My coffee-shop was cheap, too. I paid just 6 euro for my breakfast. Contrast this to the restaurants on the Plaza del Popolo, for instance, where one cup of cappuccino costs you 5.50 euro. Calculate my loss yourself: 1 euro is plus-minus Rs 60.
Sitting outside to eat and drink is an established mediterranean habit. People in Italy and Greece yearn to live outside as much as possible. As soon as winter has departed, tables are placed outside for meals and coffee. The sun, the unclouded blue sky are so precious and deeply anticipated in Europe. This southern habit has travelled northward in the past several decades. As a boy I never sat outside restaurants or cafés to eat or have coffee and cake. Nowadays, a café without a garden to sit in or an enclosed patch along the street is doomed to do unsatisfactory business.
India with her abundance of sunshine obviously does not appreciate this European yearning. To us in India, a good life means to be closeted inside air-conditioned coolness. Mosquitoes, the dust of the road, the crowds passing by, and concern for ritual purity rather discourage city people from open-air eating and living. By contrast, in Rome restaurant tables a squeezed precariously in between house walls and people flooding by, in between cars, honking motor-bikes spewing toxic fumes and people standing around, noisily chattering and gesticulating. But nobody seems to mind.

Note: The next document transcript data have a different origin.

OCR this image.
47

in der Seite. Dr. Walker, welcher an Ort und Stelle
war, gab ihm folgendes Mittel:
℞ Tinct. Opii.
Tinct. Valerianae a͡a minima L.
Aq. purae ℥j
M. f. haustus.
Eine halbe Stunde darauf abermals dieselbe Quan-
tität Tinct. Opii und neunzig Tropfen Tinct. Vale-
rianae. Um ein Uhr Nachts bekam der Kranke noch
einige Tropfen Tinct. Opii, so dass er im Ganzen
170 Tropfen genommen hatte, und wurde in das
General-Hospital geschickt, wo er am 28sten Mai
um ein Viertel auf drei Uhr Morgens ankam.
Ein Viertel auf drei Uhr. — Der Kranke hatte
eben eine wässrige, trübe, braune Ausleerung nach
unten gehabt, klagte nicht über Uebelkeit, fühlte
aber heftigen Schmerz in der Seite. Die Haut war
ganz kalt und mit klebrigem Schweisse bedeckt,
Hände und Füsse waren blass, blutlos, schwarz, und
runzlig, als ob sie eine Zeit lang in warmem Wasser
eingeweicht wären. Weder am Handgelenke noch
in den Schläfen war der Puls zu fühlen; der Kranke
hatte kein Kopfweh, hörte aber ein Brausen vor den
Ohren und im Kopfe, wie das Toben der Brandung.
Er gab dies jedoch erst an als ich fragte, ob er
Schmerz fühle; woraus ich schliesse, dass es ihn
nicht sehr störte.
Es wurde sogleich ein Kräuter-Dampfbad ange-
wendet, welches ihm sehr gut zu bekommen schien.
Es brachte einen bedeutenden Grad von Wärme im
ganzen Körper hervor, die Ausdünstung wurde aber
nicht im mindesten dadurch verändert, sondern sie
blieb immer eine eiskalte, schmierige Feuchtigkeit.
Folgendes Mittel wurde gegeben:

In the evenings, Rome explodes with the grateful bustle of a day’s work completed. Then, visitors and inhabitants do mix with ease. The Romans offer and sell, or relax and squabble, enjoy a meal, and play with their children, supremely undisturbed by camera-wielding tourists.
Never visit a city where you have no friends! I have followed this motto throughout my decades of travelling. In India, it is not only a privilege but a necessity to have contacts in a new city. No Indian family would normally venture out to a place totally devoid of a welcome. At the airport of Rome, Alice met me. The young Italian anthropologist had spent several months at our Santal village, Ghosaldanga, near Santiniketan working on her dissertation. Her eyes still become moist when she enquires about the children, her far-away friends. She and her partner Daniele took me one evening to the outskirts of Rome to have a rustic meal among the locals. The menu card was printed only in Italian ~ no English for the tourists!
On Sunday, I went to the Abbey of San Anselmo perched serenely on top of one of the seven hills of Rome. The Latin mass was recited by the Benedictine monks who hailed from different continents. The Gregorian chant, simple, almost monotonous, but so exhilaratingly beautiful in its unhurried flow and sweep, filled the church like angles’ voices. Abbot Notker Wolf met me after mass. He is a leading spiritual writer and the head of some 20,000 monks and nuns in the whole world. Yet, his demeanour was simple and jovial, devoid of suggestions of pride and prestige. What a joy to know simple people who have the courage to be just themselves. Thinking of the workmen in the coffee-shop and its owner, of Alice and Daniele, and Notker filled me with gratitude when I returned to Germany.